Warren Buffett reiterated his aversion of long-term U.S. debt, joining the choir of prominent investors warning that buyers will get hurt when interest rates rise.
“If I had an easy way, and a non-risk way, of shorting a whole lot of 20- or 30-year bonds, I’d do it,” Buffett said Monday on CNBC. “But that’s not my game, and it can’t be done in the kind of quantity that would make sense for us. But I think that bonds are very overvalued, I’ll put it that way.”
The chairman of Berkshire Hathaway Inc. was joined by fellow billionaire investor Bill Gross, who said Monday that the bull market “supercycle” for stocks and bonds is approaching its end, as the unconventional monetary policies that have kept it alive since the financial crisis are running out. The calls for an end to the bond rally come amid concern that gains triggered by unprecedented European Central Bank bond purchases were overdone.

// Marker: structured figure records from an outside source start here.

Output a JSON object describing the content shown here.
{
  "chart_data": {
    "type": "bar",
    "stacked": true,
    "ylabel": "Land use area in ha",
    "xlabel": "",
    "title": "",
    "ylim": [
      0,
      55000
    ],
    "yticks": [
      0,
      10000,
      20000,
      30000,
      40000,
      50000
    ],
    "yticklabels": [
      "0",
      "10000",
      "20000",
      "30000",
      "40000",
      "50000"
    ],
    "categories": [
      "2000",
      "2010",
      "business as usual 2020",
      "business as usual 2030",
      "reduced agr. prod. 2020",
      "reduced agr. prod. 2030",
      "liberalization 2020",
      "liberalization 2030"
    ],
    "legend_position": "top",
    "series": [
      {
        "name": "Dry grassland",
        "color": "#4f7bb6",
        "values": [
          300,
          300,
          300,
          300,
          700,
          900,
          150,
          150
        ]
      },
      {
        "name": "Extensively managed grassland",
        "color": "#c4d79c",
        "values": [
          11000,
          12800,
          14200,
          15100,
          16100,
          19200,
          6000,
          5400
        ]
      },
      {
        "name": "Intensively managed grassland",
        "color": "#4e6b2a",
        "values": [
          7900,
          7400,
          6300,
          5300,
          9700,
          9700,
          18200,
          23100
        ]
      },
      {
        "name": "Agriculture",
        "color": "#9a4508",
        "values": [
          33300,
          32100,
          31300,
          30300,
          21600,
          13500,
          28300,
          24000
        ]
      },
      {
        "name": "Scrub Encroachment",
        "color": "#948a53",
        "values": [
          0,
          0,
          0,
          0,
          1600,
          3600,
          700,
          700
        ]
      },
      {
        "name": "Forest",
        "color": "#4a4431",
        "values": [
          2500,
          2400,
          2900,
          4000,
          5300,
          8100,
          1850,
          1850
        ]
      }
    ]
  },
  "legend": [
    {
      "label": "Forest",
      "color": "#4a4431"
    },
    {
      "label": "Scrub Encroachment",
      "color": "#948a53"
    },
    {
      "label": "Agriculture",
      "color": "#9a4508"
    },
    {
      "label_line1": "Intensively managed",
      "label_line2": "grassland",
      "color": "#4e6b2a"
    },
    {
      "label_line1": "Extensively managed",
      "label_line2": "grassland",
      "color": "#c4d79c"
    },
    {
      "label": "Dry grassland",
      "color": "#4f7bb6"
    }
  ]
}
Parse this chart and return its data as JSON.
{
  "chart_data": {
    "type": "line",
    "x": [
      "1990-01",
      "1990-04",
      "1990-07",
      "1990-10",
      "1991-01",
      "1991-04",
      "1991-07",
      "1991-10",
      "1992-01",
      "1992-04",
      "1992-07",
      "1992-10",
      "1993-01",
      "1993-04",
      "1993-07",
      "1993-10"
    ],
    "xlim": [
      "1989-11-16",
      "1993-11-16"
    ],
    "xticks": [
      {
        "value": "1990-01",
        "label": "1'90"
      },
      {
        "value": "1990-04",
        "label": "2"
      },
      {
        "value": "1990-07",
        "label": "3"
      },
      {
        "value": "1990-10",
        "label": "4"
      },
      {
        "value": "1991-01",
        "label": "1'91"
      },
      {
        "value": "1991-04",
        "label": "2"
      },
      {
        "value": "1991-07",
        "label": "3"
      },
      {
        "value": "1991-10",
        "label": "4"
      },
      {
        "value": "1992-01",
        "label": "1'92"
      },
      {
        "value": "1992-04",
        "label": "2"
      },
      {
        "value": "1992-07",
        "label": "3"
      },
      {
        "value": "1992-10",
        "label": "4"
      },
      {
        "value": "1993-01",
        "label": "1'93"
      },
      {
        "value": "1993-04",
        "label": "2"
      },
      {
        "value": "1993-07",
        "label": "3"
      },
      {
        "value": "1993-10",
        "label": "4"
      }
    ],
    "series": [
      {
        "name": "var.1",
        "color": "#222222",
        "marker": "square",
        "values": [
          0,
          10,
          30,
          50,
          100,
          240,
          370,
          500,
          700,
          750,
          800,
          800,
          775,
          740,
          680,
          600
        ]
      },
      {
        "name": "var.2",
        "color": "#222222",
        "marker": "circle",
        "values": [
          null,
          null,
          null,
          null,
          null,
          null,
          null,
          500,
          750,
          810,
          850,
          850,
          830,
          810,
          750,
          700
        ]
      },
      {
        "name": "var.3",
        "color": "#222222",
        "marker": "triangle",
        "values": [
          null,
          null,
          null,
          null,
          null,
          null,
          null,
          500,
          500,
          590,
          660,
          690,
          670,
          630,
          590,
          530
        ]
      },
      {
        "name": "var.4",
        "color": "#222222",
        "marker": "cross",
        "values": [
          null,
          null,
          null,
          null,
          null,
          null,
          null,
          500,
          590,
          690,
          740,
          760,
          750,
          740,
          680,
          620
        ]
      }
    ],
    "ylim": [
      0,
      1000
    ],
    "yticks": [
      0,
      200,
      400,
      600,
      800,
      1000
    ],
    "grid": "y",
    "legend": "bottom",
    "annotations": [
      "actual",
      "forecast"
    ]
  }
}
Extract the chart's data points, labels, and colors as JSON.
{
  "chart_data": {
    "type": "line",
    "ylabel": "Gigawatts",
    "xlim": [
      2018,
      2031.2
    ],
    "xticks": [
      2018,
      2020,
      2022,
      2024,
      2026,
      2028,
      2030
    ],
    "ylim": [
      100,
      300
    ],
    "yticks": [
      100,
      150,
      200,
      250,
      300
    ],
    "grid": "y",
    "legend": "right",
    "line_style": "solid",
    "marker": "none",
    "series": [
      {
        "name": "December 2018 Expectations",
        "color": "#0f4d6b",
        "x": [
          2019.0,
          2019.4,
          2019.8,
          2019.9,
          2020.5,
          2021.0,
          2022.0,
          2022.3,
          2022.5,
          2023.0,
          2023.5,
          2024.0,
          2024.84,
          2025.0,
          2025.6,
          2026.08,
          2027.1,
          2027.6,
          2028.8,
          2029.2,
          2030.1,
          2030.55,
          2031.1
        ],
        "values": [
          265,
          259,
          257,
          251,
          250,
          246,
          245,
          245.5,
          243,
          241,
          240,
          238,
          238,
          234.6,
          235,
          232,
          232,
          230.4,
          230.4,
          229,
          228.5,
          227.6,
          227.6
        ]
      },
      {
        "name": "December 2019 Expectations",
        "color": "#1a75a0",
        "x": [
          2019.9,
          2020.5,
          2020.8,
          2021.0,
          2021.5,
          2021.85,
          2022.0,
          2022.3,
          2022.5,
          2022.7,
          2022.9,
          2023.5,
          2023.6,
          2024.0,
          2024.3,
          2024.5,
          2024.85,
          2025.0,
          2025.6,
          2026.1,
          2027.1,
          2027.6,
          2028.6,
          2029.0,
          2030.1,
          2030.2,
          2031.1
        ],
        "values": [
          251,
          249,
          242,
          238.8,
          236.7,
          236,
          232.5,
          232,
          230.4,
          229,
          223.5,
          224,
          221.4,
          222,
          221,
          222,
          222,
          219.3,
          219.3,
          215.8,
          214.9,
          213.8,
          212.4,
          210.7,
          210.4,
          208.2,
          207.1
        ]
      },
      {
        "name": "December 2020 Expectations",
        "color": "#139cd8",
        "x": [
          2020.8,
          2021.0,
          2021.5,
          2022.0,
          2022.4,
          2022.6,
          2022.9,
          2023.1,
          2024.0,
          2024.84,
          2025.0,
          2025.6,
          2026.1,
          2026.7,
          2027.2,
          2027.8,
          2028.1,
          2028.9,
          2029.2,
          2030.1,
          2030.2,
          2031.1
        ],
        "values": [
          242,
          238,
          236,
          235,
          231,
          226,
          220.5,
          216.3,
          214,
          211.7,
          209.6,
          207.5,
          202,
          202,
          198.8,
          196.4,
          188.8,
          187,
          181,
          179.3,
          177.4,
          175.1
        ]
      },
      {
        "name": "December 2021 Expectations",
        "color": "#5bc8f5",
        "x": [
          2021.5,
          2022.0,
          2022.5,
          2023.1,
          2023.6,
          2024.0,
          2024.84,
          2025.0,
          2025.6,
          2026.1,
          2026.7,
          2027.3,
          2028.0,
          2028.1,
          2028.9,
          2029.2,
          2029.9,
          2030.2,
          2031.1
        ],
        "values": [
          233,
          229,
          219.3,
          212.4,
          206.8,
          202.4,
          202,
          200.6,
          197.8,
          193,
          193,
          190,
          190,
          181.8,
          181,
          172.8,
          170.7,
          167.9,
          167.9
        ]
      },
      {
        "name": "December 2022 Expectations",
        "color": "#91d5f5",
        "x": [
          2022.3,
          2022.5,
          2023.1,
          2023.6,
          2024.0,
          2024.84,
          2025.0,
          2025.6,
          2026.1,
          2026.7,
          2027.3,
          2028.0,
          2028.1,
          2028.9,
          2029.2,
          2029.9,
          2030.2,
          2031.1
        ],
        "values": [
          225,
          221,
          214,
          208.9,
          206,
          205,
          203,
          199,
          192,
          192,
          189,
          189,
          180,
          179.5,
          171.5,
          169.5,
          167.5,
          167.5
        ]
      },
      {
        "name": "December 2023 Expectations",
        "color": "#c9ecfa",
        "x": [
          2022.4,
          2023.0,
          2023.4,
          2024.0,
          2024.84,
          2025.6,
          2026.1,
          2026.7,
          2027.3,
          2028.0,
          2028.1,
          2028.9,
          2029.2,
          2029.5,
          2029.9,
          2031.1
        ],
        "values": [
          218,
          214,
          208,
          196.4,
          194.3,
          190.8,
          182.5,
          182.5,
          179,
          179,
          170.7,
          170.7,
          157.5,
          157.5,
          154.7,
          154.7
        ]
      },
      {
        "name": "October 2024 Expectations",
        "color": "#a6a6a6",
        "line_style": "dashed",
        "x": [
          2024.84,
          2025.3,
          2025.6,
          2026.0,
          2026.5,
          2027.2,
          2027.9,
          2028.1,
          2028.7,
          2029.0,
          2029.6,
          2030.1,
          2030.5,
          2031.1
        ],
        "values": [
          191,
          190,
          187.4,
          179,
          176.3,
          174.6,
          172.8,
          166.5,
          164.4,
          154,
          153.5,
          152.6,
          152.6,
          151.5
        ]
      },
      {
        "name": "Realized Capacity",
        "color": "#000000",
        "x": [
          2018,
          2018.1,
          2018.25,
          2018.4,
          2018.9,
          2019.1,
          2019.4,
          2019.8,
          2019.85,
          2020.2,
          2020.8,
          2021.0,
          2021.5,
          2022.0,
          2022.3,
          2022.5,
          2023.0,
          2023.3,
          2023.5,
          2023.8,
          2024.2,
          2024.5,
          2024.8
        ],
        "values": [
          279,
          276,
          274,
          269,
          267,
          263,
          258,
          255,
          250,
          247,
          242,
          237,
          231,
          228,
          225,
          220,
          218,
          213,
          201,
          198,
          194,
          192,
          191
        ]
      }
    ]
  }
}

The 30-year bond yield rose five basis points, or 0.05 percentage point, to 2.88 percent at 3:35 p.m. New York time. The price of the 2.5 percent security maturing in February 2045 fell to 92 16/32, according to Bloomberg Bond Trader prices. The yield reached the highest level since Dec. 24.
Gross, the manager of the $1.5 billion Janus Global Unconstrained Bond Fund, acknowledged that his calls for the end of the bond rally in both February and April of 2013 were too early. He was chief investment officer at Pacific Investment Management Co. until his sudden departure in September.
Buffett has in the past used derivatives to bet against the U.S. dollar, and has frequently said that U.S. government debt doesn’t hold value at historic low yield levels.
In February, Buffett said it would be “very tough” for the Federal Reserve to lift rates this year because of the stronger dollar.